Until recently, most investment in earthquake warning and detection came from governments. But as the BBC’s Will Bain reports, now the private sector wants in.
Big Tech firms like Google have been leading the way in earthquake detection and alerts. The company has developed a free Android Earthquake Alerts System, which is available in more than 20 countries.
It works, Google says, by having tiny accelerometers built into Android phones that can sense earthquakes, creating a network of mini-seismometers. When there’s an earthquake, all the phones get an alert that says drop, cover and hold on.
But there are questions about how effective it was during the earthquake in Turkey in February. Fifty thousand people lost their lives. Micah Berman, Google’s product manager for the system, said millions of people did get an alert.
But the BBC has found no evidence that the warning was widely received — hundreds of Android phone users in three Turkish cities who were questioned by journalists said they didn’t get one.
Harold Tobin, a professor of earth sciences at the University of Washington and director of the Pacific Northwest Seismic Network, said the technology is still very new.
“They’re at the cutting edge of what’s possible. I feel that if you are delivering an essential sort of life safety, public safety piece of information, then you have a responsibility to be transparent about how it works and how well it works.”

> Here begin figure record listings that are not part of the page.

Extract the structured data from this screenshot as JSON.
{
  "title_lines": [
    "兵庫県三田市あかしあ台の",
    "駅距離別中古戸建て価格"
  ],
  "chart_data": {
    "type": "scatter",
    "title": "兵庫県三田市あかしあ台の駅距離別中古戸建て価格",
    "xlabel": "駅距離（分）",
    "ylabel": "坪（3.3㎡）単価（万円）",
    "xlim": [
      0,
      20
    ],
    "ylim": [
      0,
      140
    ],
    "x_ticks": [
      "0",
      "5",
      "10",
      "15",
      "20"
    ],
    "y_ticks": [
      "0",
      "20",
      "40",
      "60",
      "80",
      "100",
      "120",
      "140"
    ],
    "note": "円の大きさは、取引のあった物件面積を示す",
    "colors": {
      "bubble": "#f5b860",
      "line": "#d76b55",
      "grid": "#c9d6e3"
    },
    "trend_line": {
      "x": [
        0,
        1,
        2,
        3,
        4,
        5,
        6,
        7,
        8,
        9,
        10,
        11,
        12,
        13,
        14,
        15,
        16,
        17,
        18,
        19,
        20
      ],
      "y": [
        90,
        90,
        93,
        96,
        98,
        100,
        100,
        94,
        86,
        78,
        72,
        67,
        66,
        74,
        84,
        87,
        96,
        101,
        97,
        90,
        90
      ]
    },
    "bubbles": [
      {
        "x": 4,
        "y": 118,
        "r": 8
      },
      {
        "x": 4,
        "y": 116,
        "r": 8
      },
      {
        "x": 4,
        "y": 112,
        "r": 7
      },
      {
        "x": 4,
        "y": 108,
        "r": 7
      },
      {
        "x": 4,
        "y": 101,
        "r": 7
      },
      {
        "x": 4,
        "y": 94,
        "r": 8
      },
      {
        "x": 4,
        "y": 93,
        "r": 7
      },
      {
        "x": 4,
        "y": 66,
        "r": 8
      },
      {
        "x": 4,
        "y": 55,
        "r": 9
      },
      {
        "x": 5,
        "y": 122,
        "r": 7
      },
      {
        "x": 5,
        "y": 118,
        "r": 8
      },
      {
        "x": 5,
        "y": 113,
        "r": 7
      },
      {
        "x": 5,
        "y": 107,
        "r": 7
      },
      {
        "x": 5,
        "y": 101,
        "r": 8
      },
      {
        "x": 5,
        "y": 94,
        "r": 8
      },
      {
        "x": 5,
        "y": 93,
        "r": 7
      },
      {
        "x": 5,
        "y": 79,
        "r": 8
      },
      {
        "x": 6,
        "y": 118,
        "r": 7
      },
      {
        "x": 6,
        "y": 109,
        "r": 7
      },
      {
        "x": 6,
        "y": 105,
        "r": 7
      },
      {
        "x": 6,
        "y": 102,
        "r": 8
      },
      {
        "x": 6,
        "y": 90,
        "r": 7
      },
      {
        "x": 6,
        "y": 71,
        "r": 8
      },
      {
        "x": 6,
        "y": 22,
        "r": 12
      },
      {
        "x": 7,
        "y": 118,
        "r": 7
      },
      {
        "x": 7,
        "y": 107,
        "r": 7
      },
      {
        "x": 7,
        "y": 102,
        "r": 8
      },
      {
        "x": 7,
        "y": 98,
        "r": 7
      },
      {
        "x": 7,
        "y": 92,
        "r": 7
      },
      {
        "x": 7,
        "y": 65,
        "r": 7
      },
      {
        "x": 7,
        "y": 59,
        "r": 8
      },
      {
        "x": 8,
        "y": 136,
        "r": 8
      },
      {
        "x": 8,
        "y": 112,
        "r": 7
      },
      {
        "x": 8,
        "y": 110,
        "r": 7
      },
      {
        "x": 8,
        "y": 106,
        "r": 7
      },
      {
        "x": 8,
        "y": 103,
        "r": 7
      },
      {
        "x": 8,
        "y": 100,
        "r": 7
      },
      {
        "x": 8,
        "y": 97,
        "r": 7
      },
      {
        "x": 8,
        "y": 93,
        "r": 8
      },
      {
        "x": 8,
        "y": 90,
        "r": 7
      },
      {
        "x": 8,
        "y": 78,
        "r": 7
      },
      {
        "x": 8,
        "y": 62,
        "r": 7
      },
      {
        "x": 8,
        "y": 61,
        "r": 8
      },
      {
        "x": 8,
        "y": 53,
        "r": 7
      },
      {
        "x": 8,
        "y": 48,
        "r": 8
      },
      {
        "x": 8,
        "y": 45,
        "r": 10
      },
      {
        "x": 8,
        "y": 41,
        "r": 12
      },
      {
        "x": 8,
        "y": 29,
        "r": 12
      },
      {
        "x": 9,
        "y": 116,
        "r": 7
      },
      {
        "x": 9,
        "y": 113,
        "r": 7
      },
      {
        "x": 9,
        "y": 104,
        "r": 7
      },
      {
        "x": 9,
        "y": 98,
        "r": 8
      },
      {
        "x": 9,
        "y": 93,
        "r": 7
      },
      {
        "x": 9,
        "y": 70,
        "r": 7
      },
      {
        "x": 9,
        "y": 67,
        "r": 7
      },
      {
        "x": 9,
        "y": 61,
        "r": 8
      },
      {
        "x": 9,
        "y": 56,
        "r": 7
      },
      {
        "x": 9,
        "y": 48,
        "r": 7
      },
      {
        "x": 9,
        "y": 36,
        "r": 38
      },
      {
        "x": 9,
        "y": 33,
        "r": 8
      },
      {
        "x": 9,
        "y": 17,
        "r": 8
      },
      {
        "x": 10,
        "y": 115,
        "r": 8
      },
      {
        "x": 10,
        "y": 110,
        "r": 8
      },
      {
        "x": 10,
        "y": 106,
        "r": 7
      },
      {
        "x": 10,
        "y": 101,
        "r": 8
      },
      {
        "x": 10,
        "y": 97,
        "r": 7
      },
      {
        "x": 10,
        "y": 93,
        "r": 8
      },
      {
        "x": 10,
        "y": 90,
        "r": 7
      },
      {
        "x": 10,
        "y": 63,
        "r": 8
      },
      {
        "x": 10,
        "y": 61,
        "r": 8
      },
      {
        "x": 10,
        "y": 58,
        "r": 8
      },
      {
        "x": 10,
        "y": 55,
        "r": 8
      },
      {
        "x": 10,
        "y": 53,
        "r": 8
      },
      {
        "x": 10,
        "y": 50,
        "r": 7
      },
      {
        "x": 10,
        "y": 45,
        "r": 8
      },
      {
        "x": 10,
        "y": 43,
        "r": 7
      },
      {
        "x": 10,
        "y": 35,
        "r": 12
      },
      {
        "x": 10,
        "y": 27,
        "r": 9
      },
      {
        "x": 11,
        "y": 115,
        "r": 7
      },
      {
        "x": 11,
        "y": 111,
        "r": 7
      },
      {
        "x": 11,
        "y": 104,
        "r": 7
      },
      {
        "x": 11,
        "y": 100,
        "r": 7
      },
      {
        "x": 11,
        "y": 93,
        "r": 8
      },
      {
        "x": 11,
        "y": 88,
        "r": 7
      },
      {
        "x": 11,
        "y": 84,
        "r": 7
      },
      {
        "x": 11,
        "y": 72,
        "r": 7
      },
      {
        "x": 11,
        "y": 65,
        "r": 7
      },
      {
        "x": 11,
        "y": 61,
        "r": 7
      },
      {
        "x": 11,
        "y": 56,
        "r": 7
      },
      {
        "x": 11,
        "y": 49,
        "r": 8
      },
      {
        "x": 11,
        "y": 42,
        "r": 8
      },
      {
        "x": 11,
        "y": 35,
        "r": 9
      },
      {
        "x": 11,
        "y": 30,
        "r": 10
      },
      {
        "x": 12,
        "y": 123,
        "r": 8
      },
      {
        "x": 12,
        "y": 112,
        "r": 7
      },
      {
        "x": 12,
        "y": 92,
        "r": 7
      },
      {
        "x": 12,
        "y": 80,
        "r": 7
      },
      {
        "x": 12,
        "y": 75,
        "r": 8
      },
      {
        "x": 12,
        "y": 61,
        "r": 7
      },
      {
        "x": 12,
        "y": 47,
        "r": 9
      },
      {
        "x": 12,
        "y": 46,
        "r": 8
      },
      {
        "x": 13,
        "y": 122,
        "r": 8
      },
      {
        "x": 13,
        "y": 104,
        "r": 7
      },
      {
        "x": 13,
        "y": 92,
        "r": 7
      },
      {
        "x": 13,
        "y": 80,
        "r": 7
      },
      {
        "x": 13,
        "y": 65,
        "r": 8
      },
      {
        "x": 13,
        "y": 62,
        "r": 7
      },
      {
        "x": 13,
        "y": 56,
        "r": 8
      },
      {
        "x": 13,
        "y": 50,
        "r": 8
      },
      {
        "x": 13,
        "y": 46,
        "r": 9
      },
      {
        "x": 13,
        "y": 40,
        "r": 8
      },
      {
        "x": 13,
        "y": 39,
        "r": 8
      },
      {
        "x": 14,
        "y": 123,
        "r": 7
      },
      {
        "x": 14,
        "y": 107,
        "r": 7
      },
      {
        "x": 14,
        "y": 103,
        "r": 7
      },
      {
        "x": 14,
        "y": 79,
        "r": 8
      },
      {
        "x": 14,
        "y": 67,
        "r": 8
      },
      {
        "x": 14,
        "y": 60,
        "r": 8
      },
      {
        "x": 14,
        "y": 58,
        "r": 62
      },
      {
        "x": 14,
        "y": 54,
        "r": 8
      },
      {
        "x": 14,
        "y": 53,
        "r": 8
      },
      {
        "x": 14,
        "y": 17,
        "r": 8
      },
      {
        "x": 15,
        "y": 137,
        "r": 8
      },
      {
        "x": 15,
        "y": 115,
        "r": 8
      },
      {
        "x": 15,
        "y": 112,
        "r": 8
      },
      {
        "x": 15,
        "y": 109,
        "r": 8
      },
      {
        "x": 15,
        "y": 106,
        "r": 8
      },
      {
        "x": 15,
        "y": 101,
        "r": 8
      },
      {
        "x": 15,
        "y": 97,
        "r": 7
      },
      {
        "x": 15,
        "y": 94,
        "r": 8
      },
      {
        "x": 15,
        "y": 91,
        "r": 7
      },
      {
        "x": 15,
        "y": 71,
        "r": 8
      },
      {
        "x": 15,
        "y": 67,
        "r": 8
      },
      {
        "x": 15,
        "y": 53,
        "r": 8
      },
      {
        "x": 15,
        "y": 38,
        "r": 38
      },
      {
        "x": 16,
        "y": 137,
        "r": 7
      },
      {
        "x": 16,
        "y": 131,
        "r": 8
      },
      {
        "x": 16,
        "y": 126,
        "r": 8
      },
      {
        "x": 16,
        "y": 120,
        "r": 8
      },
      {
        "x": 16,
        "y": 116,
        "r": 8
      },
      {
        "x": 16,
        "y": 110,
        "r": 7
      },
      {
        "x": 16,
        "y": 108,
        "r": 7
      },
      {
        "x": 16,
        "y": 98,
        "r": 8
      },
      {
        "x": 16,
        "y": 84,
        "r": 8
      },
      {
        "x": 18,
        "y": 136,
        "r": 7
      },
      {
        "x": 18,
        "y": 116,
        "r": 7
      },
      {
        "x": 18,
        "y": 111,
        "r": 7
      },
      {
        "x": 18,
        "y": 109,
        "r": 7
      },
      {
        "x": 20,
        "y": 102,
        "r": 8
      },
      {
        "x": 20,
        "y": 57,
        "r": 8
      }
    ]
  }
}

But Google hasn’t released that information.
In New Zealand, researchers are taking a different approach. They’re experimenting by adding seismic sensors to underground fiber-optic broadband cables.
John Townend, a professor of geophysics at Victoria University of Wellington, said the cables mostly follow the major state highway.
“Those cables are subjected to the vibrations that are traveling through the ground, and by shaking the cable and straining it, sort of extension and compression, it produces a pulse that we can measure using a laser.”
That way, they can “very quickly distinguish something slow-moving like a car from something of seismological interest, like a seismic wave,” he said.
The newest arrival to the earthquake tech race is artificial intelligence. Israeli firm SeismicAI detects an earthquake’s primary waves, then sends out an alert to shut down electricity, close down gas valves and alert people to take cover.
“We cannot stop a pipe from bursting, but we can make sure that there are no dangerous chemicals inside the pipe,” said Benny Sasson, CEO of SeismicAI.
He said in the United States, SeismicAI has partnered with both governments and private companies. It’s working with the Oklahoma Geological Survey to provide a public alert and is also helping the oil and gas industry. The hope is that if companies work more closely together and with national governments to detect earthquakes and warn people, ultimately they could save more lives.